Close supervision of HMOs
The financial troubles that Caritas Health Shield Inc., one of the country’s biggest health maintenance organizations (HMO), is reportedly going through are causing jitters to its 600,000 or so policyholders.
Two of its former presidents claim Caritas does not have sufficient funds to meet its contractual obligations to its policyholders. They have asked the Insurance Commission (IC) to take action against its present officers.
The incumbent president has denied this allegation and assured its policyholders that the company has enough funds to meet its financial requirements. He criticized though his predecessors for blocking the company’s recapitalization efforts.
Commenting on this issue, Insurance Commissioner Dennis Funa said the company had to raise at least P150 million in fresh capital to enable it to comply with the IC’s funding standards.

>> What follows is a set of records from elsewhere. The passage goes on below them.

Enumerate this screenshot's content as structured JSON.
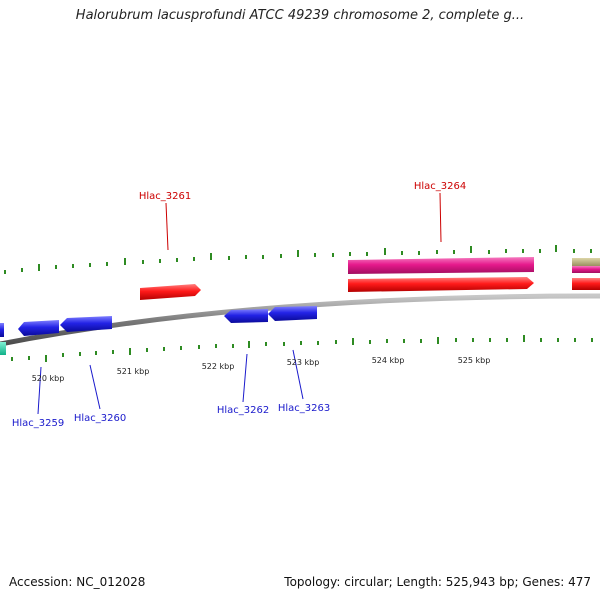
{
  "title": "Halorubrum lacusprofundi ATCC 49239 chromosome 2, complete g...",
  "footer": {
    "accession": "Accession: NC_012028",
    "topology": "Topology: circular; Length: 525,943 bp; Genes: 477"
  },
  "colors": {
    "backbone": "#888888",
    "tick": "#2e8b22",
    "forward_gene": "#ff1a1a",
    "reverse_gene": "#2323e6",
    "forward_label": "#cc0000",
    "reverse_label": "#1a1acc",
    "feature_magenta": "#e6198c",
    "feature_olive": "#b8ae78",
    "feature_teal": "#19e6b0"
  },
  "kbp_labels": [
    "520 kbp",
    "521 kbp",
    "522 kbp",
    "523 kbp",
    "524 kbp",
    "525 kbp"
  ],
  "gene_labels": {
    "forward": [
      "Hlac_3261",
      "Hlac_3264"
    ],
    "reverse": [
      "Hlac_3259",
      "Hlac_3260",
      "Hlac_3262",
      "Hlac_3263"
    ]
  }
}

Caritas is in a tight fix. It wants to increase its authorized capital stock but it cannot get the required stockholder approval for that purpose because a former president who owns substantial stocks has withheld his vote until after he is fully apprised of the company’s financial condition.
Meanwhile, the company has to fulfill its obligations to its policyholders from its available resources without violating the IC’s regulation on the number of policies it can sell to the public in relation to its paid-up capital.
As the regulator of HMOs, a responsibility it was ordered to assume by virtue of an executive order by then President Benigno Aquino III, the IC cannot let the corporate dispute play itself out or wait for the contending parties to come to their senses and agree to an amicable settlement of their differences.
Neither would it make good business sense for the IC to ask them to go to court to resolve their intra-corporate dispute considering the slow pace of justice in our country.
Thus, the IC should enter the picture and take an active hand in finding a solution to the corporate deadlock in Caritas to protect the interests of its policyholders.
It cannot and should not allow a repeat of the events in the early 2000s when College Assurance Plan and other preneed companies that issued education, pension and internment plans went under due to mismanagement and unsound business practices.
Some 400,000 policyholders, many of whom were overseas Filipinos workers who endured harsh working conditions to pay the premiums of the plans, were left holding the proverbial empty bag.
Contrary to the position taken by the IC, it does not need an enabling law to enable it to protect the interests of thousands of Caritas’ policyholders who invested in its policies so they can avail of adequate medical care when the need arises.
The Pre-Need Code of the Philippines (Republic Act 9829) provides the legal basis for the IC to crack the whip on Caritas to ensure that it lives up to its commitments to its policyholders.
The subject policies fall squarely within the definition of preneed plans as “contracts, agreements, deeds or plans for the benefit of the planholders which provide for the performance of future service/s, payment of monetary considerations or delivery of other benefits as the time of actual need or agreed maturity date, as specified therein, … and includes life, pension, education, interment and other plans, instruments, contracts or deeds as may in the future be determined by the Commission.” Learning from the lessons of mismanaged preneed companies, the law grants the IC the power to regulate, supervise and monitor the operations and management of preneed companies to ensure their compliance with the Code and other related laws.
Where necessary, or if all good housekeeping measures fail, the IC can takeover the operations of ailing preneed companies, through the appointment of a conservator, receiver or liquidator, to ensure that the rights of the planholders are properly protected.
The IC should take a leaf from the experience of the failed preneed companies in the past. After one preneed company floundered, others followed suit. That situation should not be reprised for HMOs.